By the time I saw the blood-red gravel strewn across the thrust stage at Southwark Playhouse I already knew the premise of Angus Cerini’s The Bleeding Tree. But had I not, this simple, but deeply impactful, set piece would have been a good indication of the macabre events that were about to unfold writes Caitlin Odell.

Bar a distressed grey backdrop and three wooden crates sitting on the gritty floor there was very little else in Jasmine Swan’s decidedly sparse set. But this is a great example of when less is more, because aside from being visually dramatic, and perhaps indicative of the domestic landscape in which our protagonists live, any more may have risked detracting from their captivating, larger-than-life performances. 

Image by Lidia Crisafull

As the lights come up, we are immediately made complicit in a murder, as a weary mother (Maria Gale), who is also a victim of longstanding domestic abuse, stands over the body of her husband. With her two daughters Ida (Elizabeth Dulau and Ada (Alexandra Jensen) at either side, they all stare at the empty space where the corpse is supposed to lie, frantically disputing what is to be done next.  

One of the play’s most defining features is the dialogue, which is almost lyrical in style. The three women deliver short, staccato lines, often interjecting to finish each other’s, which has the double effect of building tension whilst adding an element of dark humour. Instead of feeling sensationalist, their morbid fascination and fixation on the gruesome details of the incident (such as the gaping wound in the deceased’s neck), feels more like a nod to their humanness.  

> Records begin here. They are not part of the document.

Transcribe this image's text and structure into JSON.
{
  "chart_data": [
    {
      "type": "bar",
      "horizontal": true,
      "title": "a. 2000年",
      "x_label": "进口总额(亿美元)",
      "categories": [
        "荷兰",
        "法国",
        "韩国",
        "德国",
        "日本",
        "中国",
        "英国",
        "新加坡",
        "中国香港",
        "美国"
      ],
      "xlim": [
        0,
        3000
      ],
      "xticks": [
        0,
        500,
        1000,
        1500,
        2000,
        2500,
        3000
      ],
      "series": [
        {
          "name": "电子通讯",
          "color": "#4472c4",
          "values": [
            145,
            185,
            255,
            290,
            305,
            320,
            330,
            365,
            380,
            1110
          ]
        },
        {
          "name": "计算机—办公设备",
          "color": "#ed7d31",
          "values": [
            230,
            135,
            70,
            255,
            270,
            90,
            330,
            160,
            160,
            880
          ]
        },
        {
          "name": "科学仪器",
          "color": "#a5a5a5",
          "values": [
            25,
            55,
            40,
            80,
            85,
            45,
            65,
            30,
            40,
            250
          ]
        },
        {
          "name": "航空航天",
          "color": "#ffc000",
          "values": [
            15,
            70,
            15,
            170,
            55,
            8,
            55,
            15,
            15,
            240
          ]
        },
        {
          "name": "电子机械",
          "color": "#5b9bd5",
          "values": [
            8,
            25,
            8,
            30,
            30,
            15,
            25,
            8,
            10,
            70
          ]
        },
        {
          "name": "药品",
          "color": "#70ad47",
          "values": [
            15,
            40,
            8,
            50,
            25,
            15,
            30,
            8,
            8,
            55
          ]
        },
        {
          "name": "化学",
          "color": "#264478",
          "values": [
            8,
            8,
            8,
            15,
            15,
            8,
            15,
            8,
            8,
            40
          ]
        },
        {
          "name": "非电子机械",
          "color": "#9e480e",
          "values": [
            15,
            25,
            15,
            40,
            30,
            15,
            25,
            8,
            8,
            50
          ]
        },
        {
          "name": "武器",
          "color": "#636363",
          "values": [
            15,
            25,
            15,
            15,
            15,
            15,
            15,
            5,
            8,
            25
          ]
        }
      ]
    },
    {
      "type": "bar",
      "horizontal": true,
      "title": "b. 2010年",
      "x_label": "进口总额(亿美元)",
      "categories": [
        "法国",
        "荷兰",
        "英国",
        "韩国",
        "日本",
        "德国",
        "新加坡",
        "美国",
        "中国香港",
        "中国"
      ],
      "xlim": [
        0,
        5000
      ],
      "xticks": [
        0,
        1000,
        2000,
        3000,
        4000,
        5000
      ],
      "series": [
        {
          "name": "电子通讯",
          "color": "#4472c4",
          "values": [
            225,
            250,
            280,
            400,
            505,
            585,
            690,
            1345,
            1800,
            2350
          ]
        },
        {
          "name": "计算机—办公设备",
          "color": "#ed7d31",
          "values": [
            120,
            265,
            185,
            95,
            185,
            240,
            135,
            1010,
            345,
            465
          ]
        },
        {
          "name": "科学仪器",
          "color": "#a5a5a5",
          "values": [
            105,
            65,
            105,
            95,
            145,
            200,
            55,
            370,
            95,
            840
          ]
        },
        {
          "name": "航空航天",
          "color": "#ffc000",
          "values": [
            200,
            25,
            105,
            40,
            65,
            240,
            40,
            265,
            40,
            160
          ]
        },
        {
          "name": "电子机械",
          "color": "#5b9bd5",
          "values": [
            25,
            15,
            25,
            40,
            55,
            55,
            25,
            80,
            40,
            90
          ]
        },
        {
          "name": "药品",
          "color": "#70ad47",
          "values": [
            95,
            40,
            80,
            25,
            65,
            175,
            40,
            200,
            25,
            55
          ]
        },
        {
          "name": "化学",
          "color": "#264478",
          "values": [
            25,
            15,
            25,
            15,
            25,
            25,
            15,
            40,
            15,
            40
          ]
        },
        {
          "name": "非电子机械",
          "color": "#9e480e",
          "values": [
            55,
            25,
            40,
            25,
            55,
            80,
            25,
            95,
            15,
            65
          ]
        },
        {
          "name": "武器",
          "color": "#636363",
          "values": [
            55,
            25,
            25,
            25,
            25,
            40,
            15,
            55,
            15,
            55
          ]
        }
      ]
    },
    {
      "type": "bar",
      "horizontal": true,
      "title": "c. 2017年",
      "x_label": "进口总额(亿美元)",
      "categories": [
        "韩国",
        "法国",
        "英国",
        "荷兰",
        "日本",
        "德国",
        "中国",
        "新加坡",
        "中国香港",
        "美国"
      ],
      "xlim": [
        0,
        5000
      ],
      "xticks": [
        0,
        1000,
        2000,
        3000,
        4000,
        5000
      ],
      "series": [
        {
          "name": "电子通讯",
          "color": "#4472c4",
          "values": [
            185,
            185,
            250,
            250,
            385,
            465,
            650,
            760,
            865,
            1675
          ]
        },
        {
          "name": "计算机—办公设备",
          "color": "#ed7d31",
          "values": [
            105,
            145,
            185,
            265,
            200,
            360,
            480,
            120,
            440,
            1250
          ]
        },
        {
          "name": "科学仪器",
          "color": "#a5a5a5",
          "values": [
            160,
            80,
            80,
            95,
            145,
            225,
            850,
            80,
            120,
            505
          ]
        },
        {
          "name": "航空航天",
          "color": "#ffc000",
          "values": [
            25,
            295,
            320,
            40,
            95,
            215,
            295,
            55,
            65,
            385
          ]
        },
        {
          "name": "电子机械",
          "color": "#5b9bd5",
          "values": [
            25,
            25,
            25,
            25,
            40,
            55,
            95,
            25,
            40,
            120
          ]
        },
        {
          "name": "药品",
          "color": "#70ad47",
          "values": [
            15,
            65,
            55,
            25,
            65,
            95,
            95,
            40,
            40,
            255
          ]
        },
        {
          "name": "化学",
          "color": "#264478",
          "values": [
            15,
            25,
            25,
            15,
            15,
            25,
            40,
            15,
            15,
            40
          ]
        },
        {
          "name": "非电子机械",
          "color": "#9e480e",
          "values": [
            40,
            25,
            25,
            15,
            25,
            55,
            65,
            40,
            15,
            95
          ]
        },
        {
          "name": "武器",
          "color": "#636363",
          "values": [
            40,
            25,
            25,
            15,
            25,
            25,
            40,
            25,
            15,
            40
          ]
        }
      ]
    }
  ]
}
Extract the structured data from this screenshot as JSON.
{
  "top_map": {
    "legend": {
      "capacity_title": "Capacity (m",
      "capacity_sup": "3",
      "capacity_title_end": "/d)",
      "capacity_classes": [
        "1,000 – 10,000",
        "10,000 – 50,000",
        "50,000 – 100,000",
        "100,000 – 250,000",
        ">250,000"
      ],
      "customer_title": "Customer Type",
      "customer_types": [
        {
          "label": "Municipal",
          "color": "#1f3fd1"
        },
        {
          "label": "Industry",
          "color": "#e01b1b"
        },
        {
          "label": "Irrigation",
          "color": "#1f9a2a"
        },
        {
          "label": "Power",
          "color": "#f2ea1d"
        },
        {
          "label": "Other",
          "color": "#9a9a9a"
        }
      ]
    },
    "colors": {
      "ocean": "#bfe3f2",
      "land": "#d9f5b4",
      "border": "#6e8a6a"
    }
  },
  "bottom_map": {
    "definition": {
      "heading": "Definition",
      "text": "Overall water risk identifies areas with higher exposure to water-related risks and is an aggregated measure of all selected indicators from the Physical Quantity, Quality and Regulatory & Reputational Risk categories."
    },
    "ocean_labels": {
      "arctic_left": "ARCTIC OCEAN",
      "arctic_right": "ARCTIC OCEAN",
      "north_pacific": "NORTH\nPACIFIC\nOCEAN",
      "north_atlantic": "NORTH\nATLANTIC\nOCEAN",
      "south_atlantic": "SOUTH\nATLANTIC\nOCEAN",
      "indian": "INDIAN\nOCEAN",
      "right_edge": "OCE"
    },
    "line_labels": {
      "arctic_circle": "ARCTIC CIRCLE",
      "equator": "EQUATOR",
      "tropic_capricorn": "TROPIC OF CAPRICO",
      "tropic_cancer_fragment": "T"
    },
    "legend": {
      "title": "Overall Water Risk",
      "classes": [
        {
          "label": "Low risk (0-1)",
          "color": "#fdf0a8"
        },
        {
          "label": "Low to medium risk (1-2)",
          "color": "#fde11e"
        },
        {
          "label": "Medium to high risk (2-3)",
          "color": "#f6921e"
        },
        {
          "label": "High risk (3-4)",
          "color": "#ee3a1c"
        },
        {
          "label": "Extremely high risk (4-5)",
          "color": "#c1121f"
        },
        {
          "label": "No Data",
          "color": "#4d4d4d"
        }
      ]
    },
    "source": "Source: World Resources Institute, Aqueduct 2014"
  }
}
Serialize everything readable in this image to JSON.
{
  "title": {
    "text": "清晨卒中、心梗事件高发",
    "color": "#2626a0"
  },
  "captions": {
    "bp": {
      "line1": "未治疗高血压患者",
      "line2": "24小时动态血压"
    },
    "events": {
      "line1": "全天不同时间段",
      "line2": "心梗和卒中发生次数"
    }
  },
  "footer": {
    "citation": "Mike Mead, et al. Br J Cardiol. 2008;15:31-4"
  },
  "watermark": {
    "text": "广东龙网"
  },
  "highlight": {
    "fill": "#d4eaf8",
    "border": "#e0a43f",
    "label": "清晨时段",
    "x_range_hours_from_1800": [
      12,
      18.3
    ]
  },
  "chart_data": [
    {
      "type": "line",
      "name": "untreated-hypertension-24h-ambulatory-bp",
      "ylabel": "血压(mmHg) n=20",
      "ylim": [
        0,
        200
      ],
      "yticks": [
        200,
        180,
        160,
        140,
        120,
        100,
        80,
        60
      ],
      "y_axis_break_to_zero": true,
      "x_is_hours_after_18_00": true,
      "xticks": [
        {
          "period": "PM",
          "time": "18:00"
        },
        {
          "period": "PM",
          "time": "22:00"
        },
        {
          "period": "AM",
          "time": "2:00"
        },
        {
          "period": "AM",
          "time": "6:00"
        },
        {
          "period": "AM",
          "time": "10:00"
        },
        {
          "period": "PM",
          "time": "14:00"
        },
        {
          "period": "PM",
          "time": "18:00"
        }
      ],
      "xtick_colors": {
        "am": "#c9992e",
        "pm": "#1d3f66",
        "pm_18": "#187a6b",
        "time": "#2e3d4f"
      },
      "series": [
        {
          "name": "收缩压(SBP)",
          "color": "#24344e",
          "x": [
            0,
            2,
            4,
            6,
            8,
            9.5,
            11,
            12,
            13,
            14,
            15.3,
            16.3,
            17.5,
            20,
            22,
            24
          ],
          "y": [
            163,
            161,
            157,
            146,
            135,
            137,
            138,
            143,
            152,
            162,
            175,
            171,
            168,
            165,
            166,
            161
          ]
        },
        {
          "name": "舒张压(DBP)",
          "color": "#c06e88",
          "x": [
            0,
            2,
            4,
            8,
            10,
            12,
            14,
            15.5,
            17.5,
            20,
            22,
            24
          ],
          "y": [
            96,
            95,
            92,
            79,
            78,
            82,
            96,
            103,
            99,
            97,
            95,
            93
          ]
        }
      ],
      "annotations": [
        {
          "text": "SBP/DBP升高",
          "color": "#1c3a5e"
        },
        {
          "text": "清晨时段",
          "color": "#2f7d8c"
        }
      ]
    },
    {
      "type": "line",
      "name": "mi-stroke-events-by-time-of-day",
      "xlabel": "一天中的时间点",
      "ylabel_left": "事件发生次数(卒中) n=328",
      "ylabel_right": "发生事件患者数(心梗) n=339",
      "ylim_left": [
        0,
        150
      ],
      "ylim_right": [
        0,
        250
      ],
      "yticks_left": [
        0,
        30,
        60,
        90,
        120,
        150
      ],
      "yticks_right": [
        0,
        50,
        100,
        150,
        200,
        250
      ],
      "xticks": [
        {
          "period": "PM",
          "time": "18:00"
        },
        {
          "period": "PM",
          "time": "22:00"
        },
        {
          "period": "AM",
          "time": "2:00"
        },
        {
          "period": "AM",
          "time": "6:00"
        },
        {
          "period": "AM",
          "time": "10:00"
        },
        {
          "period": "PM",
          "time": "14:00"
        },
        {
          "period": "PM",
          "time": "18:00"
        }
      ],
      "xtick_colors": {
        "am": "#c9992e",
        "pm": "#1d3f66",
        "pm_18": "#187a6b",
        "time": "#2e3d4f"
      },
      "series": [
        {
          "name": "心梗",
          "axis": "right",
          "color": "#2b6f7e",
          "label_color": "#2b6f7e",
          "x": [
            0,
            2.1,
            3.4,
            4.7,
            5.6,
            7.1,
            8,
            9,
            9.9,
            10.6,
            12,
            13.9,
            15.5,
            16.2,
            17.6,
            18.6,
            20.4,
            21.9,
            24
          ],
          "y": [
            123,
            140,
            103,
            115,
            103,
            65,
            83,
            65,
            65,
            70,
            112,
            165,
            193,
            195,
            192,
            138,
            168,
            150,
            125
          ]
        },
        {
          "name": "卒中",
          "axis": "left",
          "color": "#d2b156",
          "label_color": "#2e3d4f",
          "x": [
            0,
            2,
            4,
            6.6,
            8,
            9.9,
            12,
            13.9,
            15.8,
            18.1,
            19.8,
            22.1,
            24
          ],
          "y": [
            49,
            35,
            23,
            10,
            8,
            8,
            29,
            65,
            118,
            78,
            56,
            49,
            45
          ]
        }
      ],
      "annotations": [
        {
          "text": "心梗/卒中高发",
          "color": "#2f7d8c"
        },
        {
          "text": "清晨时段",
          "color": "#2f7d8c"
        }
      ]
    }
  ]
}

But from the dialogue to the stage direction, everything that unfolds from thereon after does so with timing so airtight that a synergy is formed between this dynamic trio. As the only cast members, they take it in turns to seamlessly morph into other characters, to depict vignettes, fraught with tension and humour, of unwanted visitation from prying members of the community. And it’s the unexpected turns of events in these visits that change the course of the narrative entirely. 

But despite offering an uplifting alternative to what feels like a sealed fate, it is far from a neat resolution. This reclaimed story of domestic abuse urges by-standing communities to take the opportunity for redemption, by offering their support before the situation escalates irreparably.  Southwark Playhouse Borough until June 22nd. Admission: £22, £18.